FAQ: What Is a Worthless Security and What Does a Write‑Off Mean?
From time to time, investors may notice that certain securities in their accounts are marked as having no value. This can raise questions about what exactly happened, whether the shares were sold, and what it means for their investment.
Below, we break down the key concepts behind “worthless securities” and write‑offs, and what they mean for your account.
Updated May 4, 2026
What is a “worthless security”?
A worthless security is a stock or other investment that no longer has any market value. This typically happens when a company goes through events such as bankruptcy, liquidation, or permanent business failure and there is no longer an active market for its shares.
Under FINRA rules, a security is considered worthless when it has no known market value and has been publicly identified as such.
Does “worthless” mean the shares disappeared from my account?
No. Your shares did not disappear or get sold.
When a security is deemed worthless, it means the shares are still yours, but they are assessed as having $0 value. The write‑off is an accounting and reporting action, not a sale.
Why would a broker or clearing firm mark a security as worthless?
Brokers and clearing firms rely on publicly available information—such as exchange notices, issuer announcements, or regulatory actions—to determine when a security has no remaining trading value.
FINRA’s Uniform Practice Code allows securities to be formally treated as worthless once they are publicly disclosed as having no known market value.
What does “write‑off” mean in simple terms?
A write‑off means the investment is removed from active valuation in your account and recorded at $0.
This helps keep your account accurate and prevents confusion from showing a position that can no longer be traded or priced.
Importantly:
- The write‑off does not mean the broker sold your shares
- It does not create cash
- It is not a recovery or reimbursement
How does DriveWealth handle worthless securities?
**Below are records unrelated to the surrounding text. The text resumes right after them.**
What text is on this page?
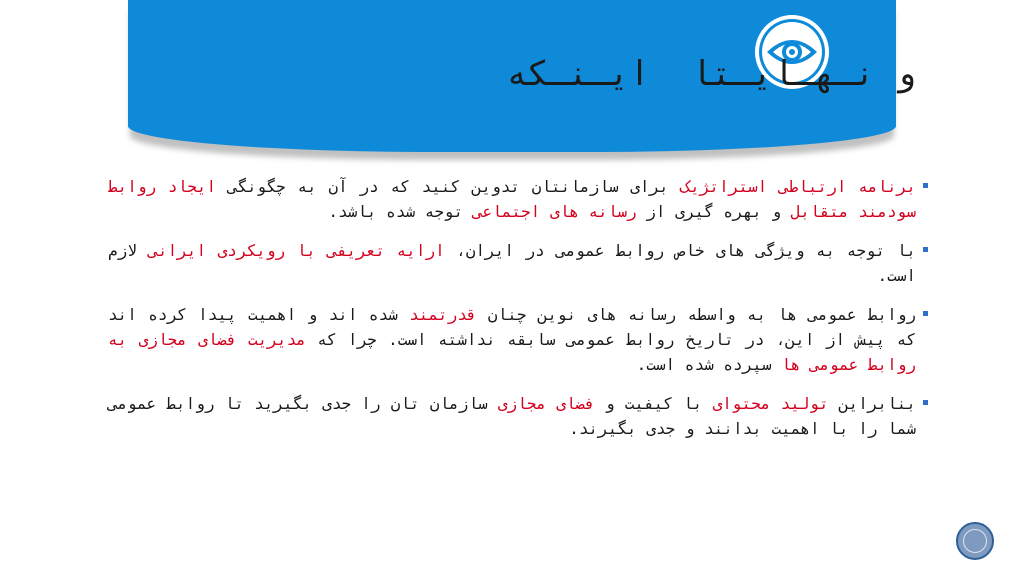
و نـهـایـتا  ایـنـکه

برنامه ارتباطی استراتژیک برای سازمانتان تدوین کنید که در آن به چگونگی ایجاد روابط سودمند متقابل و بهره گیری از رسانه های اجتماعی توجه شده باشد.

با توجه به ویژگی های خاص روابط عمومی در ایران، ارایه تعریفی با رویکردی ایرانی لازم است.

روابط عمومی ها به واسطه رسانه های نوین چنان قدرتمند شده اند و اهمیت پیدا کرده اند که پیش از این، در تاریخ روابط عمومی سابقه نداشته است. چرا که مدیریت فضای مجازی به روابط عمومی ها سپرده شده است.

بنابراین تولید محتوای با کیفیت و فضای مجازی سازمان تان را جدی بگیرید تا روابط عمومی شما را با اهمیت بدانند و جدی بگیرند.
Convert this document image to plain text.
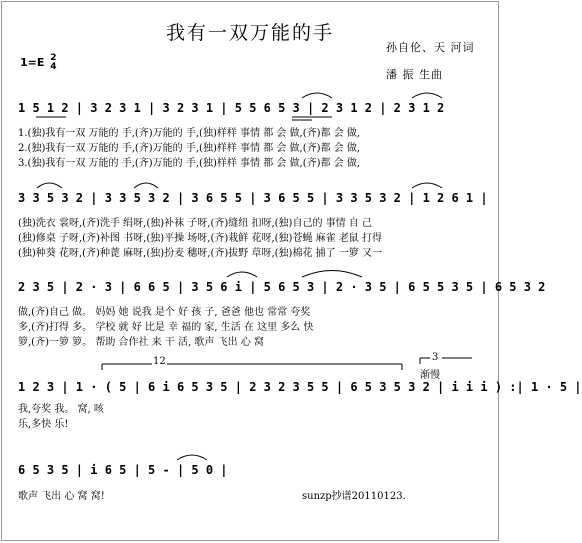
我有一双万能的手
1=E 2
4
孙自伦、天 河词
潘 振 生曲
1 5 1 2 | 3 2 3 1 | 3 2 3 1 | 5 5 6 5 3 | 2 3 1 2 | 2 3 1 2
1.(独)我有一双 万能的 手,(齐)万能的 手,(独)样样 事情 都 会 做,(齐)都 会 做,
2.(独)我有一双 万能的 手,(齐)万能的 手,(独)样样 事情 都 会 做,(齐)都 会 做,
3.(独)我有一双 万能的 手,(齐)万能的 手,(独)样样 事情 都 会 做,(齐)都 会 做,
3 3 5 3 2 | 3 3 5 3 2 | 3 6 5 5 | 3 6 5 5 | 3 3 5 3 2 | 1 2 6 1 |
(独)洗衣 裳呀,(齐)洗手 绢呀,(独)补袜 子呀,(齐)缝纽 扣呀,(独)自己的 事情 自 己
(独)修桌 子呀,(齐)补图 书呀,(独)平操 场呀,(齐)栽鲜 花呀,(独)苍蝇 麻雀 老鼠 打得
(独)种葵 花呀,(齐)种蓖 麻呀,(独)扮麦 穗呀,(齐)拔野 草呀,(独)棉花 捕了 一箩 又一
2 3 5 | 2 · 3 | 6 6 5 | 3 5 6 i | 5 6 5 3 | 2 · 3 5 | 6 5 5 3 5 | 6 5 3 2
做,(齐)自己 做。 妈妈 她 说我 是个 好 孩 子, 爸爸 他也 常常 夸奖
多,(齐)打得 多。 学校 就 好 比是 幸 福的 家, 生活 在 这里 多么 快
箩,(齐)一箩 箩。 帮助 合作社 来 干 活, 歌声 飞出 心 窝
12	3
渐慢
1 2 3 | 1 · ( 5 | 6 i 6 5 3 5 | 2 3 2 3 5 5 | 6 5 3 5 3 2 | i i i ) :| 1 · 5 |
我,夸奖 我。 窝, 咳
乐,多快 乐!
6 5 3 5 | i 6 5 | 5 - | 5 0 |
歌声 飞出 心 窝 窝!	sunzp抄谱20110123.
As part of its standard clearing and account maintenance process, DriveWealth periodically reviews securities across accounts and processes write‑offs for securities that have been deemed worthless based on available market and regulatory information.
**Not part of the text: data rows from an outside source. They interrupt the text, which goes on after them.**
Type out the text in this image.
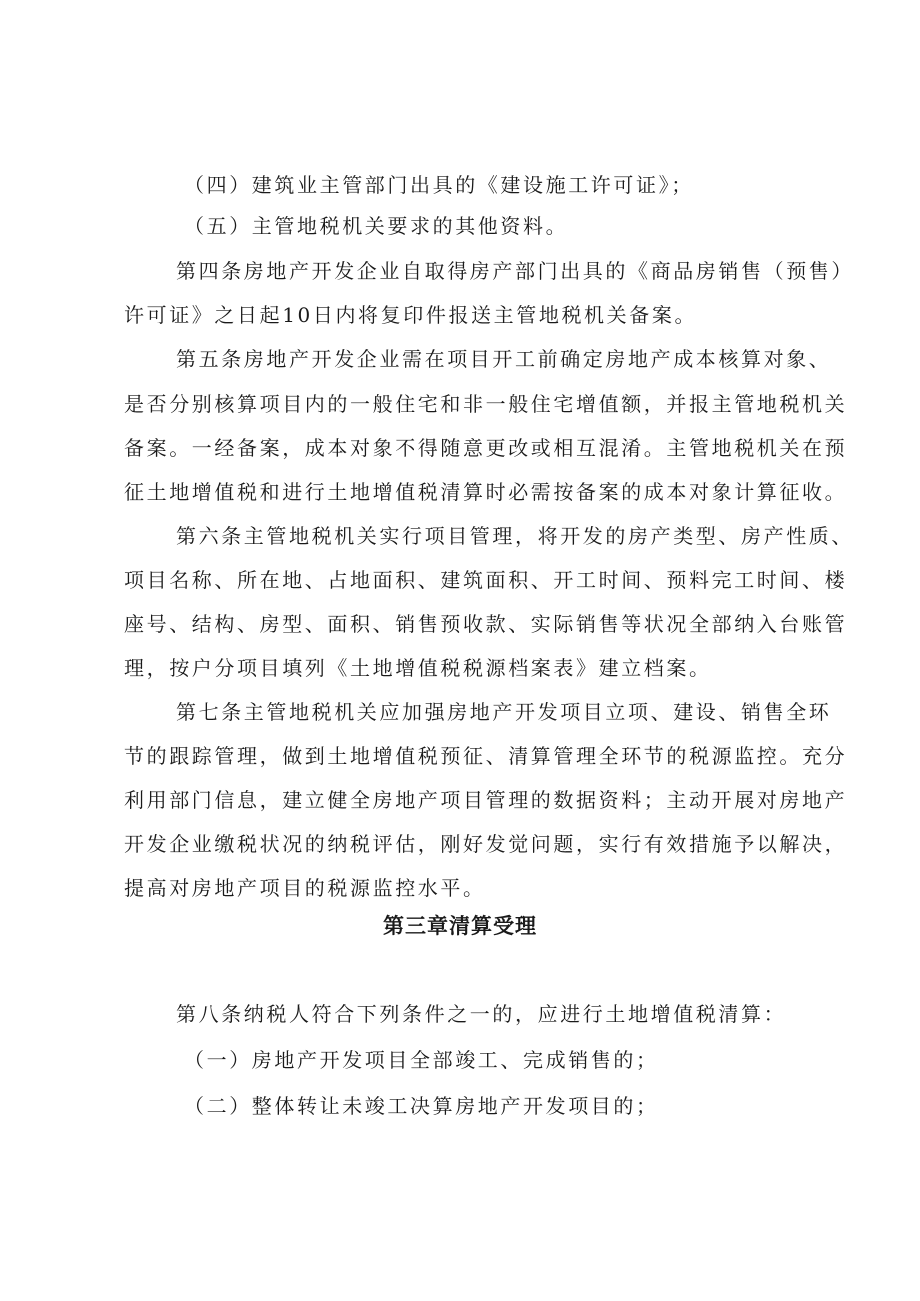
（四）建筑业主管部门出具的《建设施工许可证》；

（五）主管地税机关要求的其他资料。

第四条房地产开发企业自取得房产部门出具的《商品房销售（预售）

许可证》之日起10日内将复印件报送主管地税机关备案。

第五条房地产开发企业需在项目开工前确定房地产成本核算对象、

是否分别核算项目内的一般住宅和非一般住宅增值额，并报主管地税机关

备案。一经备案，成本对象不得随意更改或相互混淆。主管地税机关在预

征土地增值税和进行土地增值税清算时必需按备案的成本对象计算征收。

第六条主管地税机关实行项目管理，将开发的房产类型、房产性质、

项目名称、所在地、占地面积、建筑面积、开工时间、预料完工时间、楼

座号、结构、房型、面积、销售预收款、实际销售等状况全部纳入台账管

理，按户分项目填列《土地增值税税源档案表》建立档案。

第七条主管地税机关应加强房地产开发项目立项、建设、销售全环

节的跟踪管理，做到土地增值税预征、清算管理全环节的税源监控。充分

利用部门信息，建立健全房地产项目管理的数据资料；主动开展对房地产

开发企业缴税状况的纳税评估，刚好发觉问题，实行有效措施予以解决，

提高对房地产项目的税源监控水平。

第三章清算受理

第八条纳税人符合下列条件之一的，应进行土地增值税清算：

（一）房地产开发项目全部竣工、完成销售的；

（二）整体转让未竣工决算房地产开发项目的；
These reviews are performed on a recurring basis (typically monthly) to ensure accounts accurately reflect securities that no longer have market value.
This write‑off process is administrative and does not change ownership of the shares
Can a worthless security ever regain value?
In rare cases, corporate actions such as restructurings or legal recoveries may create future value. However, once a security is deemed worthless, there is no expectation of recovery, and trading is typically no longer possible.
If a valid recovery event occurs, brokers rely on official corporate actions or clearing notifications to determine next steps.
Does a worthless security affect my taxes?
Potentially. Under IRS rules, a worthless security is generally treated as if it were sold for $0 on the last day of the year in which it became worthless. This may allow investors to claim a capital loss, depending on individual circumstances.
Inter Securities does not provide tax advice. Investors are encouraged to consult a qualified tax adviser or accountant to understand how a worthless security may affect their personal tax filings.